Pantaleón y las Visitadoras (1973) or Captain Pantoja and the Special Service is a farcical story about a military man who's called to organize a prostitution service for the military hamlets in the Amazonian region of Peru. Pantaleón Pantoja is a family man, with a loving wife who yearns for Lima, but he's also a disciplined member of the army. The language is tremendously comic, and rich.

La Guerra del Fin del Mundo (1981) or The War of the End of the World is, in my opinion, the best novel I've read from Vargas Llosa. It's also his first historical novel. It's based on the true story of Antonio Conselheiro and the War of Canudos, a war between a group of religious fanatics and the Brazilian army in the turn of the XX Century. Its characters are possessed by a messianic political passion and are phychologically complex. It's a study on political extremism and human passion. Some critics say it's good for understanding what may be inside the head of today's islamic terrorists. An epic story, told by many voices. A masterpiece.

Historia de Mayta (1984), probably a minor novel, is about the real life of a Communist militant.

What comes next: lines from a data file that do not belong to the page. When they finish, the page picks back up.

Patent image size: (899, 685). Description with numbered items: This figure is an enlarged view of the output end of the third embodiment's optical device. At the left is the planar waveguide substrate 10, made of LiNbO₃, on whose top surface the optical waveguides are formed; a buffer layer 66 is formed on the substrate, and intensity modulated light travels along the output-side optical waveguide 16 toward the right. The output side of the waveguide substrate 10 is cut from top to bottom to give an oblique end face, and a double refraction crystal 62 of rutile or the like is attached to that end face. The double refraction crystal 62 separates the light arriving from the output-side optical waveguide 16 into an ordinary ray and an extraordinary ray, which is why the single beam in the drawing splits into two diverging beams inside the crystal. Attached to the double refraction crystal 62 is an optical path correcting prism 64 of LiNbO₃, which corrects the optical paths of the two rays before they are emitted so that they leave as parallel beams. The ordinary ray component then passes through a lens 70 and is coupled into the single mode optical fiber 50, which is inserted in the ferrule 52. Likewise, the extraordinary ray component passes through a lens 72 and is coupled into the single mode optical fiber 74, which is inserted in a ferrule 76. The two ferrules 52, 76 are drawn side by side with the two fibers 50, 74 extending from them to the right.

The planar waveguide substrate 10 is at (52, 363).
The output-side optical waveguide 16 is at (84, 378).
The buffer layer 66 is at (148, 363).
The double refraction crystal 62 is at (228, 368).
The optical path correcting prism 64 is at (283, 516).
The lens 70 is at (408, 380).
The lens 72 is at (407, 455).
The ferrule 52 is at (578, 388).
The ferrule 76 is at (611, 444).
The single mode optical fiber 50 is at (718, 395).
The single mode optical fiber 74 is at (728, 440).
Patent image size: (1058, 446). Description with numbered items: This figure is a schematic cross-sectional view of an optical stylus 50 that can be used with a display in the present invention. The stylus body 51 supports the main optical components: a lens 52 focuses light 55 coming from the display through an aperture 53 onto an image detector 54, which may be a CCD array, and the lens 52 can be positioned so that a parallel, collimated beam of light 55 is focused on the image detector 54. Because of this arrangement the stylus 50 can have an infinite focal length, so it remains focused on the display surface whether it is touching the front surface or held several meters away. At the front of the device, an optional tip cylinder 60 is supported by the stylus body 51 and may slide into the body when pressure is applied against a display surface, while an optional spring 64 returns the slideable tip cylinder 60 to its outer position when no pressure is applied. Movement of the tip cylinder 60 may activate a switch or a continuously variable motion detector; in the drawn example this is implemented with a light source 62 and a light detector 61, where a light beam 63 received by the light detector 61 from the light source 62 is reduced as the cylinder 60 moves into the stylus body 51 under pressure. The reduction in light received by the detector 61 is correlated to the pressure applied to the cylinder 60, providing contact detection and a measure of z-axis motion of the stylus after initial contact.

Has great moments, because it is realistic, funny and tragic at the same time. Made many a Latin American leftist militant look at the mirror and find a person both heroic and ridiculous (but mostly ridiculours).

La Fiesta del Chivo (2000), The Feast of the Goat is the second of Vargas Llosa's novels I like best. Another historical novel. This time, about Dominican dictator Leónidas Trujillo, in the 1950's. It tells about the fate of Urania Cabral, the beautiful teenage daughter of a member of Trujillo's inner circle (the dictator craves for young flesh), a few plots to murder the dictator and the atrocities of absolute power.

---

This means I haven't read 8 of Vargas Llosa's published novels (another one is on the presses right now) and none but one of his 20 books of essays , nor I have seen any of his 9 plays or read his autobiography.
Vargas Llosa has been called a "beast of writing", for being so prolific.
At the same time he managed to run for president of Peru for a conservative coalition (lost against Fujimori, who later forced him into exile in Spain). He now says politics are evil.

---

If I were to recommend a novel of his, I'd go for "The Feast of the Goat", unless you like something more complex like "The War of the End of the World". Both are equally rewarding.
Merry Andrew
 
  1  
Reply Fri 8 Oct, 2010 11:18 am
@fbaezer,
Thx for the heads-up on that, fbaezer. I am woefully unfamiliar with Vargas Llosa. Gotta get over to the library.
0 Replies
 
Ceili
 
  1  
Reply Fri 8 Oct, 2010 11:27 am
@fbaezer,
Thanks for this. I have just learned of this writer and I really appreciate the info.